Après avoir endormi la méfiance des lecteurs avec un bon
livre d’initiation, je vais vous décrire en quelques mots les objets de mes
penchants les plus honteux, là où mon coté obsessionnel peut s’épanouir à son
aise. Les objets car il y en a plusieurs. Ils sont dissimulés sous l’aspect de
classeurs de fonctionnaire, ces gros classeurs gris à levier qui n’inspirent
que rarement de désir chez l’humain normalement constitué. Mais ces classeurs
contiennent une somme de documents sur le golf, et plus particulièrement sur le
swing. Il y a des textes en anglais, en allemand, parfois même en français. Des
centaines de pages sur un seul geste. Peu de photos, pas la moindre anecdote.
Mais il y a des mathématiques, de la physique, de la physiologie, de l’anatomie.
Tout ce que j’ai pu trouver sur le swing de golf et que j’arrive à comprendre.

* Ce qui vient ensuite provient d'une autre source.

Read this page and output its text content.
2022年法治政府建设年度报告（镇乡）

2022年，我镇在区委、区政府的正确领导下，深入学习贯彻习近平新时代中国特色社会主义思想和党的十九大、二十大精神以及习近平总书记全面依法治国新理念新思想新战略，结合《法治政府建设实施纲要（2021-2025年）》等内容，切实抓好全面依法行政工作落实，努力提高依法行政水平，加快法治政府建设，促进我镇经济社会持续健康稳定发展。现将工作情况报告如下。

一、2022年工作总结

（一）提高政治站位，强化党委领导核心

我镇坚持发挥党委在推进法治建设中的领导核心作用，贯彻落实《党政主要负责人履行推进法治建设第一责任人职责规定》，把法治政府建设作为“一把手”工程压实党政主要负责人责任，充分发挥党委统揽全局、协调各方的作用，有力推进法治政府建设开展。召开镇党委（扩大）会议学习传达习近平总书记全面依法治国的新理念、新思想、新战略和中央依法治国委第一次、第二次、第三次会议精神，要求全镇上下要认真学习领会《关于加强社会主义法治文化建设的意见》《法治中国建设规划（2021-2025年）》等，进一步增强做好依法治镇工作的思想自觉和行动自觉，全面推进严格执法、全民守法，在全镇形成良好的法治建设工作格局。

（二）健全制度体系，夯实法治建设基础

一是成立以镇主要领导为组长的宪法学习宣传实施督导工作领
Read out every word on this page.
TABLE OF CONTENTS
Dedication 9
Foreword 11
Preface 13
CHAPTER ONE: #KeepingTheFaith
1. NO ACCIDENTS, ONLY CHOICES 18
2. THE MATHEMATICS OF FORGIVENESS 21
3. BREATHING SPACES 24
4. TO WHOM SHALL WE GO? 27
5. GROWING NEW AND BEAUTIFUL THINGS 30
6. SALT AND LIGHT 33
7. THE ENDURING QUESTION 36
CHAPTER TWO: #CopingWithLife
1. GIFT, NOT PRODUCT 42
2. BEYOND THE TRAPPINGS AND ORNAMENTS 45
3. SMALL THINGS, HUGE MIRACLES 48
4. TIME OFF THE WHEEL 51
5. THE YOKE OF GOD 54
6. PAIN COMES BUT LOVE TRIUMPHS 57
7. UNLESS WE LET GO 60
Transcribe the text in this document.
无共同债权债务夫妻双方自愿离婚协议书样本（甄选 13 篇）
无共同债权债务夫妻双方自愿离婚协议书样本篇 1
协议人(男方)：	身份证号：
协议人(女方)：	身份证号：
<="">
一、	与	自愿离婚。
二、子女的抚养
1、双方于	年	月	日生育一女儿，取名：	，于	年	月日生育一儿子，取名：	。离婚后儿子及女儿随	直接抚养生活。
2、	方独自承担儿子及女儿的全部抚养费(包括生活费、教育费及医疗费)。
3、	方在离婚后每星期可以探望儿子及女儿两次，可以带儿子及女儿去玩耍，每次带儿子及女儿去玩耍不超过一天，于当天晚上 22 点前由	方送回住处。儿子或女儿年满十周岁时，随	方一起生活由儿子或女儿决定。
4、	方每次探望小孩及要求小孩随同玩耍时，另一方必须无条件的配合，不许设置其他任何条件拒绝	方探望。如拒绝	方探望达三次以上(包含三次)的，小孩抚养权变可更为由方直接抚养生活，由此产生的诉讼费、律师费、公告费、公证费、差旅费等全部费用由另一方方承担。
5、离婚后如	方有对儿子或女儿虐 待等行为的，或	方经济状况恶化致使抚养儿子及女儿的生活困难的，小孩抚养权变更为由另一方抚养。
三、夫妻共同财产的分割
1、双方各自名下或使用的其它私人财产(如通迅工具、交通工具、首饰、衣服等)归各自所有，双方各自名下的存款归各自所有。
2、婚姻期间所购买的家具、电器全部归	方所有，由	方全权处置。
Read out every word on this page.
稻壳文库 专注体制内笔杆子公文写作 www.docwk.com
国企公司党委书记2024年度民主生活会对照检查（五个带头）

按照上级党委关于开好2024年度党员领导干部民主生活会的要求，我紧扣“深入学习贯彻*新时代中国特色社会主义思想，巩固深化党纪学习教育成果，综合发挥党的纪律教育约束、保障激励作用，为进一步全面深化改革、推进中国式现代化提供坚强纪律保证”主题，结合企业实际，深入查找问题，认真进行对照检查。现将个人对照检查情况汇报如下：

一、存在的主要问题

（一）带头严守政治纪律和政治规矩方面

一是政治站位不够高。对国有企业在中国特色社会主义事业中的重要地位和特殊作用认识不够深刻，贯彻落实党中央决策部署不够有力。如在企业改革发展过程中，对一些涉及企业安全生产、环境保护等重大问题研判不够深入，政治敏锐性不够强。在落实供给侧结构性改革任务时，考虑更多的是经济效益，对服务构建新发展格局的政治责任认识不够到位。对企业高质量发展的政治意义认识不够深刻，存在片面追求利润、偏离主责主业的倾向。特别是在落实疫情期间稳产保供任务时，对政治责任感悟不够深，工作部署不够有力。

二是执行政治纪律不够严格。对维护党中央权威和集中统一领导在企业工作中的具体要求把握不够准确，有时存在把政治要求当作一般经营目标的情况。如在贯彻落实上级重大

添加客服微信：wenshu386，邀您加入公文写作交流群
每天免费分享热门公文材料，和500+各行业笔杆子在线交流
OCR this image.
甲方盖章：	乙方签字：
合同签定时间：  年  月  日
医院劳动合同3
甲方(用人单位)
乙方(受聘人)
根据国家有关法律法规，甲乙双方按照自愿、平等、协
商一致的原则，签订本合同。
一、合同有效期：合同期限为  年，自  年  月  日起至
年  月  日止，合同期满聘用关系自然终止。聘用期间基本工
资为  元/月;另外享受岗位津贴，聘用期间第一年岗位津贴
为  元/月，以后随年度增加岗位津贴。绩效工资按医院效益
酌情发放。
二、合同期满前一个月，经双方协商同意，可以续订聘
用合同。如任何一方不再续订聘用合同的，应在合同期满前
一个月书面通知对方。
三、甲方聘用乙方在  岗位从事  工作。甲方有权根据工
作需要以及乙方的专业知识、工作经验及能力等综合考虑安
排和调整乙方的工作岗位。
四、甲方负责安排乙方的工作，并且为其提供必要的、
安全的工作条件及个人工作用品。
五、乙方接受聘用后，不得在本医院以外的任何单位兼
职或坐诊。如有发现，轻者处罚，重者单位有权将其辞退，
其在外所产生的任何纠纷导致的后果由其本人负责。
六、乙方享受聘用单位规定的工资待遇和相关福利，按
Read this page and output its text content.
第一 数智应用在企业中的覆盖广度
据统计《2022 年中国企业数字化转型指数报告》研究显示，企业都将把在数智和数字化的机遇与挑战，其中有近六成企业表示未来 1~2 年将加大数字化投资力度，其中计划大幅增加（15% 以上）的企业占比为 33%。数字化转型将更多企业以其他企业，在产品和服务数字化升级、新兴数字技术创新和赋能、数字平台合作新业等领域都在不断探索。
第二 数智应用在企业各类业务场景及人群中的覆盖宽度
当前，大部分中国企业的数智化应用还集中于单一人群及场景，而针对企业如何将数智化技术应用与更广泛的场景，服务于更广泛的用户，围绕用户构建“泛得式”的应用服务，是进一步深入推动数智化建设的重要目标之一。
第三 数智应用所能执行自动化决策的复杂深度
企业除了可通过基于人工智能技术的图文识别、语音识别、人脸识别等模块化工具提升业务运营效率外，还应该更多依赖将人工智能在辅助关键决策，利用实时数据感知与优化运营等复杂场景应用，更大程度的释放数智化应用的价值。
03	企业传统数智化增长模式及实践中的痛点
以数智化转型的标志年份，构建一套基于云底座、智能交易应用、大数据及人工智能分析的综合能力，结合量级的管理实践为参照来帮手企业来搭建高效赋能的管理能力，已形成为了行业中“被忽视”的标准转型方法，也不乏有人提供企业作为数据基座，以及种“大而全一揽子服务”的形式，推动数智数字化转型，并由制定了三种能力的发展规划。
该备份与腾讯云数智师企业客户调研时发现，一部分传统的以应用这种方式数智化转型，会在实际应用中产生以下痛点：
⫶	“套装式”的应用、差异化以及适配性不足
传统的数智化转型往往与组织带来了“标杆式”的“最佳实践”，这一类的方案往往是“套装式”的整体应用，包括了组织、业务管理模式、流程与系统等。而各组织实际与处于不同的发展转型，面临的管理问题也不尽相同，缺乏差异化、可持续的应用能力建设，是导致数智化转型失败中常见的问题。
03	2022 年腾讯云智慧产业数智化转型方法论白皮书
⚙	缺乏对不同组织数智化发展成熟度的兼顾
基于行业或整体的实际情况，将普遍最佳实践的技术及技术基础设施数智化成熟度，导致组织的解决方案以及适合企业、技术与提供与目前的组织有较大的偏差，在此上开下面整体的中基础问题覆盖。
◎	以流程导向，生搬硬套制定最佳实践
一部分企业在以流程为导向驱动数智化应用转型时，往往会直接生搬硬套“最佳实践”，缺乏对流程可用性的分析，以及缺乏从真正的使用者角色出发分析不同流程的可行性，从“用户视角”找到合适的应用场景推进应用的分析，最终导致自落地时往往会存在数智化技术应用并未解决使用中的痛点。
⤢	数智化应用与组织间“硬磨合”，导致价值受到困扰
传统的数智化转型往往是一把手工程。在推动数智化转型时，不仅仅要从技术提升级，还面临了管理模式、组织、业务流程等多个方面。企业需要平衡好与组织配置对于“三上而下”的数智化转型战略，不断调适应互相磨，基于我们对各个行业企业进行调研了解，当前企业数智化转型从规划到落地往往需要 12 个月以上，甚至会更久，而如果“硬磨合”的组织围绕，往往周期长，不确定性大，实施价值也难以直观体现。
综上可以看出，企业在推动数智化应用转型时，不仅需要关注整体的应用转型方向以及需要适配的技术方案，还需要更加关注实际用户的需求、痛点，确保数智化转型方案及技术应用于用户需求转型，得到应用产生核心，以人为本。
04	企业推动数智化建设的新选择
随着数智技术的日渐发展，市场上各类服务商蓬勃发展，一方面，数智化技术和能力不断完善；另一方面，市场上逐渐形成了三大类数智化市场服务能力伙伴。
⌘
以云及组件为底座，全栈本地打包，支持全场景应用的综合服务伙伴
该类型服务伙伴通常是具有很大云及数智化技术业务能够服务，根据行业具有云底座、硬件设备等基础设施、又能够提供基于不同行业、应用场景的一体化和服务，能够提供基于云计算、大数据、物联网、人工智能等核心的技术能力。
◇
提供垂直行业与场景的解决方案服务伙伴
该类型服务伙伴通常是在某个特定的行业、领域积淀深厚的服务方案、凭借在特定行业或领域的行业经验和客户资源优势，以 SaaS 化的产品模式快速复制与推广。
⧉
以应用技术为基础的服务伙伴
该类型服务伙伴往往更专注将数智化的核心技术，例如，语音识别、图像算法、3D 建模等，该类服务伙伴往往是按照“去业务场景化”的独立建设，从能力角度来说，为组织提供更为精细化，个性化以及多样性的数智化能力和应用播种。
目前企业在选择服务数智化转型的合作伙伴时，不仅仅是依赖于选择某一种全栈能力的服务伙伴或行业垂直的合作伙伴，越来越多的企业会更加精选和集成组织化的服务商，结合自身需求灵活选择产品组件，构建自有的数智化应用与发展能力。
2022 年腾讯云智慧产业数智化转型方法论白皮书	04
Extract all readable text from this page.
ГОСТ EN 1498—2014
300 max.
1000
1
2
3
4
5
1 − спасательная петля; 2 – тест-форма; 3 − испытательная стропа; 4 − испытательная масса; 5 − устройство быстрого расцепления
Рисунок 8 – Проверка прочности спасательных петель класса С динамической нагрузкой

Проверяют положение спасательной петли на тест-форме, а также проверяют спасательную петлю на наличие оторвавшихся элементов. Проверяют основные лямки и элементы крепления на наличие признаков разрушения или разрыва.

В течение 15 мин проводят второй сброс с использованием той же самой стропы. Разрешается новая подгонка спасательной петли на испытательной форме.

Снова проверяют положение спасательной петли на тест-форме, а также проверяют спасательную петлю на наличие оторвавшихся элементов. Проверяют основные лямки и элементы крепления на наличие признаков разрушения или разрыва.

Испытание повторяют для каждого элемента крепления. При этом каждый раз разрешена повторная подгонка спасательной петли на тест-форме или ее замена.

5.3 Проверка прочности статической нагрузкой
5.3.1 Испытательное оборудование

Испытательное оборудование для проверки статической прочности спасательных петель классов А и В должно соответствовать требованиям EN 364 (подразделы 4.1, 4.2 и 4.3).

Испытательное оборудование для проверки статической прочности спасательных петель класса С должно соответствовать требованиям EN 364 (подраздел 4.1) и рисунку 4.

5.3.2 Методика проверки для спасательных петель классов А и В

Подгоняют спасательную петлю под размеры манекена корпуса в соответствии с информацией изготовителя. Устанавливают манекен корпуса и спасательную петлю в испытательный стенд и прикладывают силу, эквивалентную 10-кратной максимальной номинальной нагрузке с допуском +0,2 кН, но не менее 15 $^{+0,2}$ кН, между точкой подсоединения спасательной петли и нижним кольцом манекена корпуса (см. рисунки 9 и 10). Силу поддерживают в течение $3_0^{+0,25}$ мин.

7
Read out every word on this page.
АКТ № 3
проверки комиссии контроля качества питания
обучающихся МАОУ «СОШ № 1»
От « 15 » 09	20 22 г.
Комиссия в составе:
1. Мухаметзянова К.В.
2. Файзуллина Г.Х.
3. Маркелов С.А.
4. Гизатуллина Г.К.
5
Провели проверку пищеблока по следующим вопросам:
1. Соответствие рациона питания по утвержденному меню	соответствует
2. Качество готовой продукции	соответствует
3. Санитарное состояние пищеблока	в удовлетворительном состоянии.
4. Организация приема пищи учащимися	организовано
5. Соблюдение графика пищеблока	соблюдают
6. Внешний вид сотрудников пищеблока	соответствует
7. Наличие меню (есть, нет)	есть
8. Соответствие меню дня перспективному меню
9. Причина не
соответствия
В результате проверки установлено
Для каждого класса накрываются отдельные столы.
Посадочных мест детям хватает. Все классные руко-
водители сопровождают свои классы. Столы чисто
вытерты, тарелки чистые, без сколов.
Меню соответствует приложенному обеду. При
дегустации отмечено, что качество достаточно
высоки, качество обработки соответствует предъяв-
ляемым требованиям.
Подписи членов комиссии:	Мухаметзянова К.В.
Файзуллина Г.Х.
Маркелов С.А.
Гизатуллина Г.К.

Mais ces pages, d’où viennent-elles? Il faut croire
que le golf est très répandu chez les universitaires, qu’ils soient
mathématiciens, physiciens, médecins. Et tous ces éminents personnages ont, un
jour ou l’autre, réfléchi à leur capacité à taper plus ou moins bien la balle. Comme
ils sont éminents et universitaires, le fruit de leur réflexion ne pouvait
déboucher que sous la forme d’un article scientifique, publié si possible dans
une revue de référence. Ces articles, je me suis mis à les débusquer depuis
quelques mois, et la pêche est très fructueuse.
Honnêtement, certains de ces articles sont vraiment abscons
et ne révolutionneront jamais la technique de drive. Par exemple, j’en ai
trouvé un dernièrement (plus exactement, un étudiant l’a déniché et me l’a
apporté, mon péché mignon commence à être connu) en allemand sur les actions du
carré pronateur gauche. Il n’est malheureusement pas en libre accès, sinon je
me serais fait un plaisir de vous le faire partager. Bon, je l’ai lu six fois
cet article, et j’ai encore du mal. Pourtant je suis sensé connaître assez bien
ce dont il parle.
J’en ai quelques autres qui comportent plus de formules
mathématiques que de phrases, productions de mes amis physiologistes. Les vecteurs
y croisent les moments angulaires, les résistances élastiques s’opposent aux contractions
isocinétiques. Et tout ça pour essayer d’optimiser et de rationaliser le swing;
quels muscles, quelles articulations, dans quel ordre, avec quelles amplitudes.
Et tous ces savants ne sont pas d’accord entre eux. Les «performants»
contre les «économes» (ceux qui veulent augmenter la puissance
contre ceux qui veulent diminuer le travail musculaire), les «musculeux»
contre les «articularistes» (ceux qui raisonnent sur les muscles
contre ceux qui se passionnent pour les articulations). A chaque fois des démonstrations
implacables, des calculs aiguisés, des postulats inoxydables. Mais qui s’opposent
d’un article à l’autre. Grâce à ça, ma perversité est rassasiée au-delà de mes
espoirs les plus fous.
Par moments je me dis qu’il doit y avoir au milieu de toutes
ces pages quelque chose de proche de la vérité. Je ne la vois pas vraiment (la
verrai-je un jour?), mais au moins je comprends un peu mieux l’intérêt de
tel ou tel enchainement de mouvements lors du swing. Sinon, j’ai quand même ma
chapelle de prédilection, et ce qui tombe bien, c’est que sa doctrine est très
connue, et publiée depuis près de 40 ans. Son évangile s’intitule «the Golfing
Machine». C’est aride, difficile, et je ne suis pas d’accord sur tout. Le
bonheur, quoi…
tu vas finir au fond d'un bureau obscur dans une maison sous les vents au bord d'un océan indompté avec une bougie torturée comme seule compagne et tu ne verras plus jamais de terrain de golf toi!